La Marseillaise unites nations
BSSB.BE theguardian.com/ 23.11.2015
The Marseillaise is one of the world’s most contested songs. It was written as a call to arms to inspire people against an Austrian invasion – hence the chorus: “To arms, citizens … Let’s water the fields with impure blood.” But the interpretation of the lyrics quickly changed, and it would latterly be seen as dangerously anti-establishment and, paradoxically, a tool of the elite.
The Marseillaise meant everything to the French again during the second world war, when it was sung by the resistance, having been banned by the Vichy government. Afterwards it somehow kept that vitality, becoming a rallying cry to rebuild the devastated country, with “To arms, citizens” proving just as useful in motivating bricklayers as it had been in galvanising soldiers.
But since then, there is no denying that the song has become uncomfortable.
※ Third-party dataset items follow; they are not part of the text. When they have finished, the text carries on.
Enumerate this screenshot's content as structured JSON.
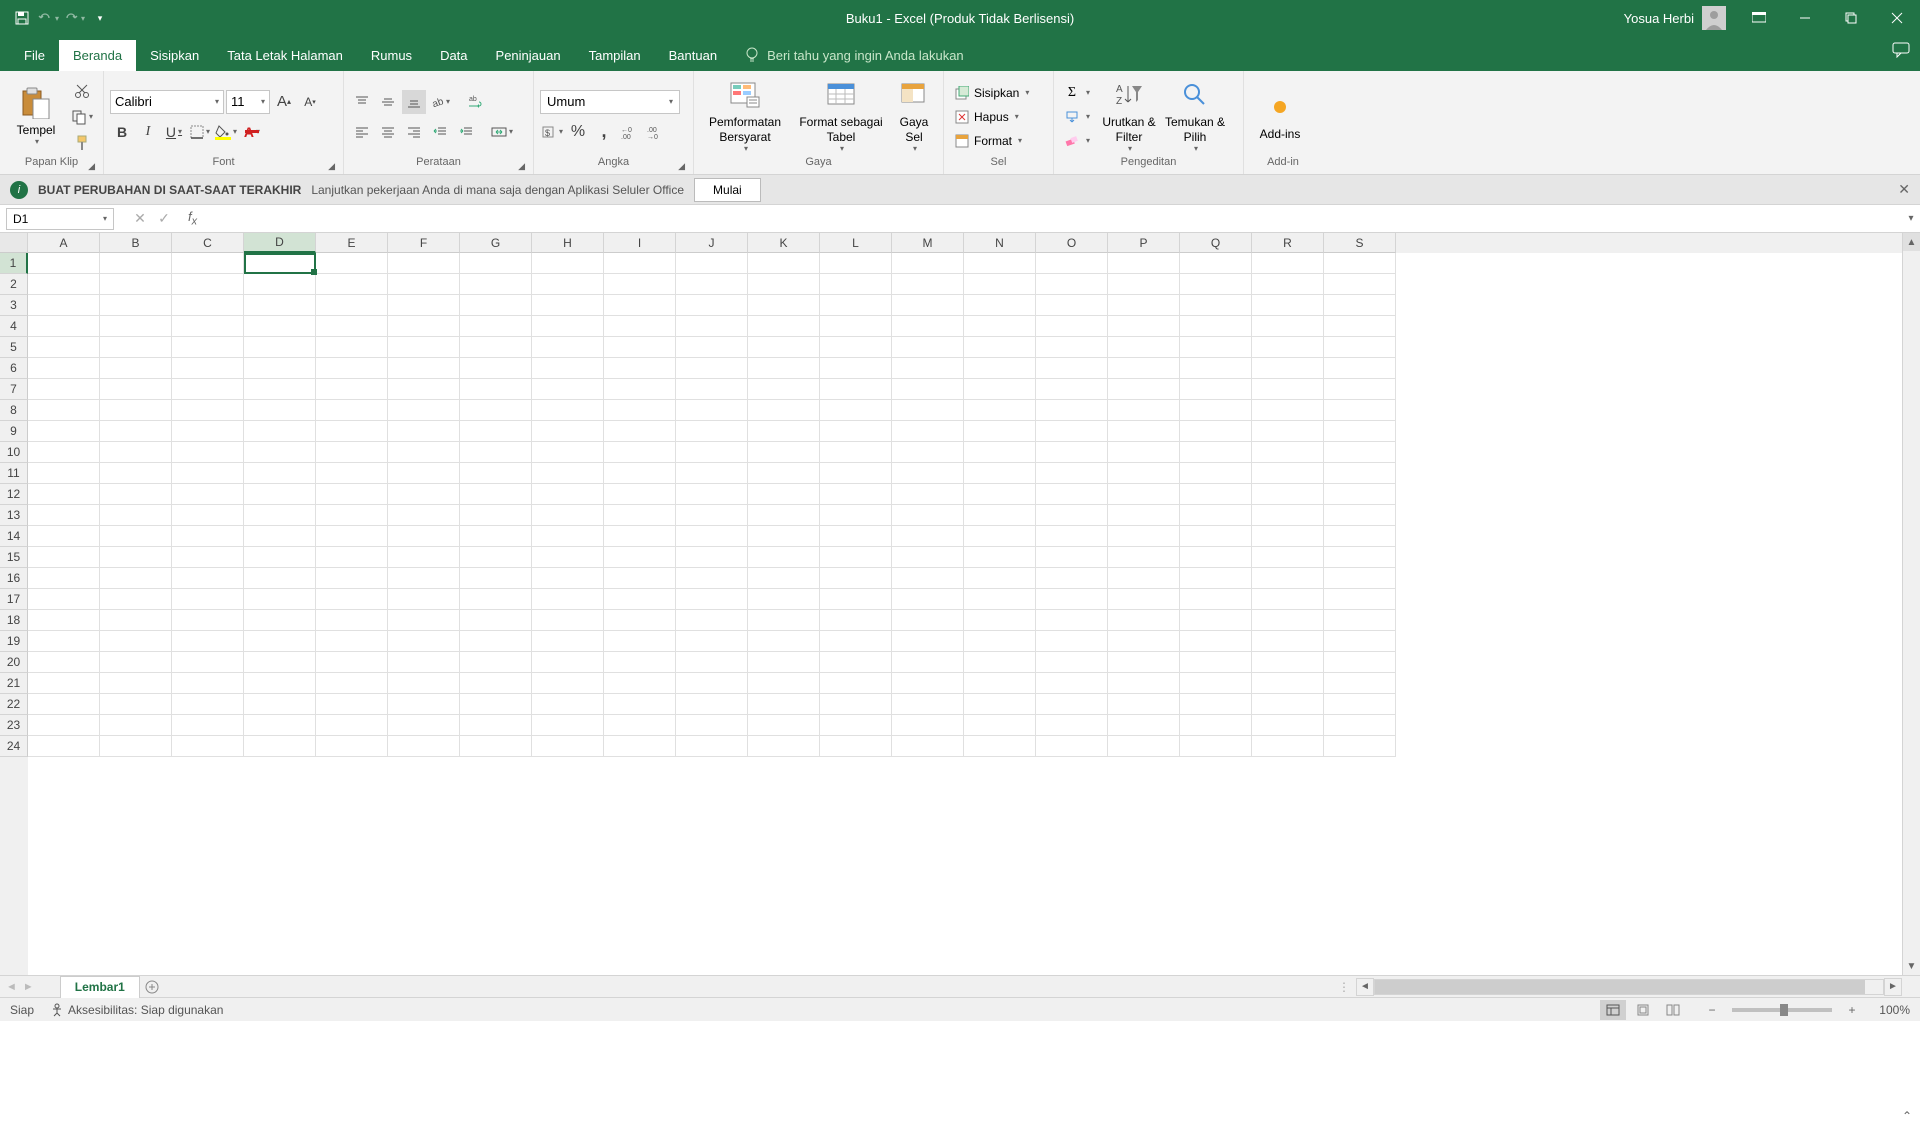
{
  "title": "Buku1  -  Excel (Produk Tidak Berlisensi)",
  "user_name": "Yosua Herbi",
  "tabs": {
    "file": "File",
    "home": "Beranda",
    "insert": "Sisipkan",
    "layout": "Tata Letak Halaman",
    "formulas": "Rumus",
    "data": "Data",
    "review": "Peninjauan",
    "view": "Tampilan",
    "help": "Bantuan",
    "tellme": "Beri tahu yang ingin Anda lakukan"
  },
  "ribbon": {
    "clipboard": {
      "paste": "Tempel",
      "label": "Papan Klip"
    },
    "font": {
      "name": "Calibri",
      "size": "11",
      "label": "Font"
    },
    "alignment": {
      "label": "Perataan"
    },
    "number": {
      "format": "Umum",
      "label": "Angka"
    },
    "styles": {
      "condfmt": "Pemformatan Bersyarat",
      "tablefmt": "Format sebagai Tabel",
      "cellstyles": "Gaya Sel",
      "label": "Gaya"
    },
    "cells": {
      "insert": "Sisipkan",
      "delete": "Hapus",
      "format": "Format",
      "label": "Sel"
    },
    "editing": {
      "sort": "Urutkan & Filter",
      "find": "Temukan & Pilih",
      "label": "Pengeditan"
    },
    "addins": {
      "btn": "Add-ins",
      "label": "Add-in"
    }
  },
  "infobar": {
    "headline": "BUAT PERUBAHAN DI SAAT-SAAT TERAKHIR",
    "text": "Lanjutkan pekerjaan Anda di mana saja dengan Aplikasi Seluler Office",
    "button": "Mulai"
  },
  "namebox": "D1",
  "columns": [
    "A",
    "B",
    "C",
    "D",
    "E",
    "F",
    "G",
    "H",
    "I",
    "J",
    "K",
    "L",
    "M",
    "N",
    "O",
    "P",
    "Q",
    "R",
    "S"
  ],
  "selected_col_index": 3,
  "rows_visible": 24,
  "selected_row": 1,
  "sheet_tab": "Lembar1",
  "status": {
    "ready": "Siap",
    "accessibility": "Aksesibilitas: Siap digunakan",
    "zoom": "100%"
  }
}
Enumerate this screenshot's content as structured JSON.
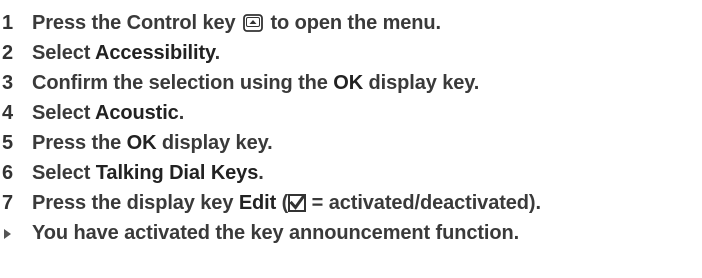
{
  "heading_fragment": "...",
  "steps": [
    {
      "num": "1",
      "pre": "Press the Control key",
      "post": "to open the menu.",
      "icon": "control-key-icon"
    },
    {
      "num": "2",
      "pre": "Select ",
      "bold": "Accessibility",
      "post": "."
    },
    {
      "num": "3",
      "pre": "Confirm the selection using the ",
      "bold": "OK",
      "post": " display key."
    },
    {
      "num": "4",
      "pre": "Select ",
      "bold": "Acoustic",
      "post": "."
    },
    {
      "num": "5",
      "pre": "Press the ",
      "bold": "OK",
      "post": " display key."
    },
    {
      "num": "6",
      "pre": "Select ",
      "bold": "Talking Dial Keys",
      "post": "."
    },
    {
      "num": "7",
      "pre": "Press the display key ",
      "bold": "Edit",
      "open": " (",
      "icon": "checkbox-checked-icon",
      "post": " = activated/deactivated)."
    }
  ],
  "result": {
    "marker_icon": "triangle-right-icon",
    "text": "You have activated the key announcement function."
  }
}
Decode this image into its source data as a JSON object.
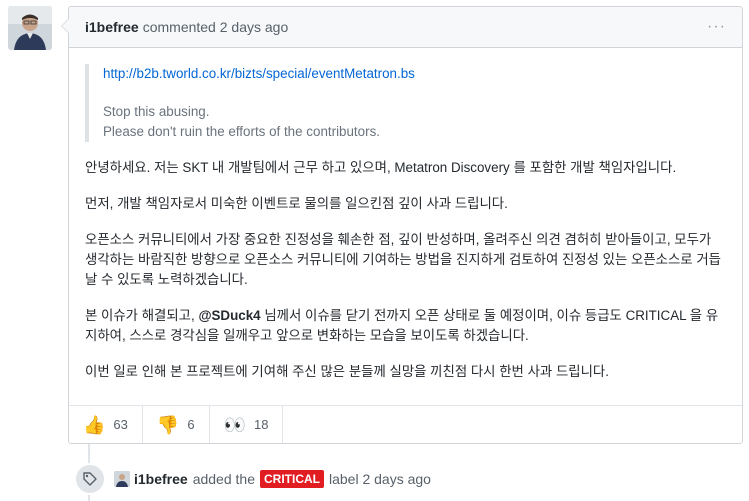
{
  "comment": {
    "author": "i1befree",
    "meta": "commented 2 days ago",
    "menu_glyph": "···",
    "quote": {
      "link": "http://b2b.tworld.co.kr/bizts/special/eventMetatron.bs",
      "line1": "Stop this abusing.",
      "line2": "Please don't ruin the efforts of the contributors."
    },
    "paragraphs": [
      "안녕하세요. 저는 SKT 내 개발팀에서 근무 하고 있으며, Metatron Discovery 를 포함한 개발 책임자입니다.",
      "먼저, 개발 책임자로서 미숙한 이벤트로 물의를 일으킨점 깊이 사과 드립니다.",
      "오픈소스 커뮤니티에서 가장 중요한 진정성을 훼손한 점, 깊이 반성하며, 올려주신 의견 겸허히 받아들이고, 모두가 생각하는 바람직한 방향으로 오픈소스 커뮤니티에 기여하는 방법을 진지하게 검토하여 진정성 있는 오픈소스로 거듭날 수 있도록 노력하겠습니다.",
      "이번 일로 인해 본 프로젝트에 기여해 주신 많은 분들께 실망을 끼친점 다시 한번 사과 드립니다."
    ],
    "p4": {
      "before": "본 이슈가 해결되고, ",
      "mention": "@SDuck4",
      "after": " 님께서 이슈를 닫기 전까지 오픈 상태로 둘 예정이며, 이슈 등급도 CRITICAL 을 유지하여, 스스로 경각심을 일깨우고 앞으로 변화하는 모습을 보이도록 하겠습니다."
    },
    "reactions": [
      {
        "icon": "thumbs-up-icon",
        "emoji": "👍",
        "count": "63"
      },
      {
        "icon": "thumbs-down-icon",
        "emoji": "👎",
        "count": "6"
      },
      {
        "icon": "eyes-icon",
        "emoji": "👀",
        "count": "18"
      }
    ]
  },
  "event": {
    "author": "i1befree",
    "action": "added the",
    "label": "CRITICAL",
    "label_color": "#e11d21",
    "suffix": "label 2 days ago",
    "icon": "tag-icon"
  }
}
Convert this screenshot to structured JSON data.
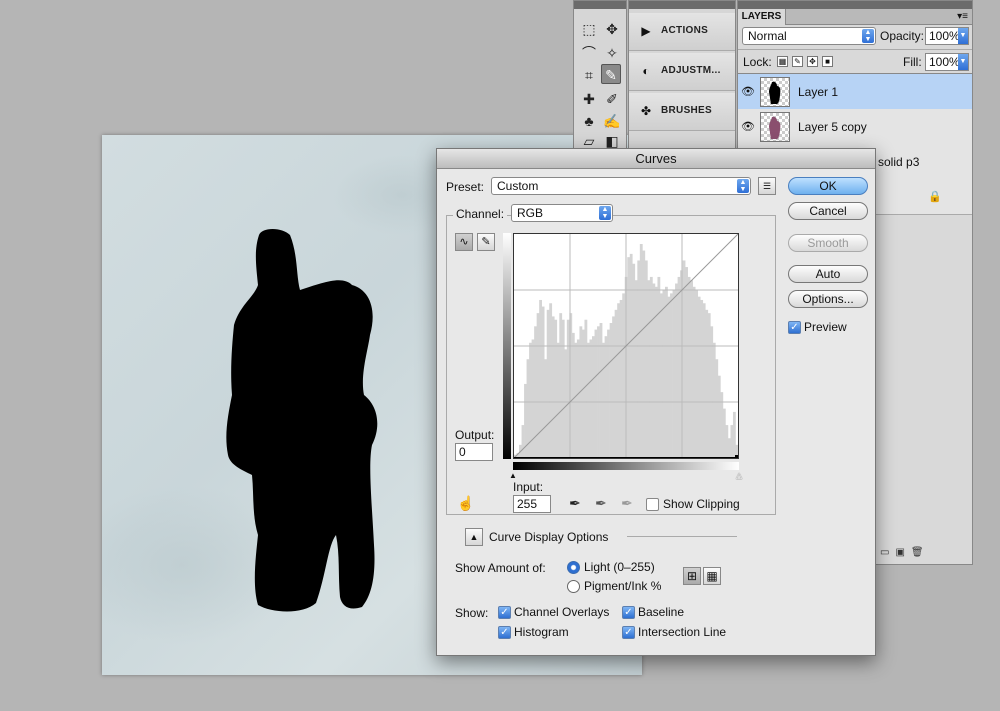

It was often sung during France’s occupation of Algeria and its brutal, eight-year-long war of independence. The Beatles’ use of it in All You Need is Love and Serge Gainsbourg’s brilliant reggae cover – the hilarious Aux Armes et cætera – gave it a brief respite from that image, even for a few years making the anthem cool, but the fact that French nationalists tried to beat up Gainsbourg for his cheek says a lot about its political associations.
Now, something has changed. As the anthem is sung around the world in solidarity, the song is being reinvented once again.
You only have to look at the French parliament’s rendition of the anthem this week to see that. The volume never dropped; the words were never anything but punched out. On Tuesday evening at Wembley it will be sung with joy and fun as much as respect and solidarity. This moment marks a genuine chance to take the song back from the far-right and make it a symbol of France today, united and defiant, combating tyranny within its own borders and without.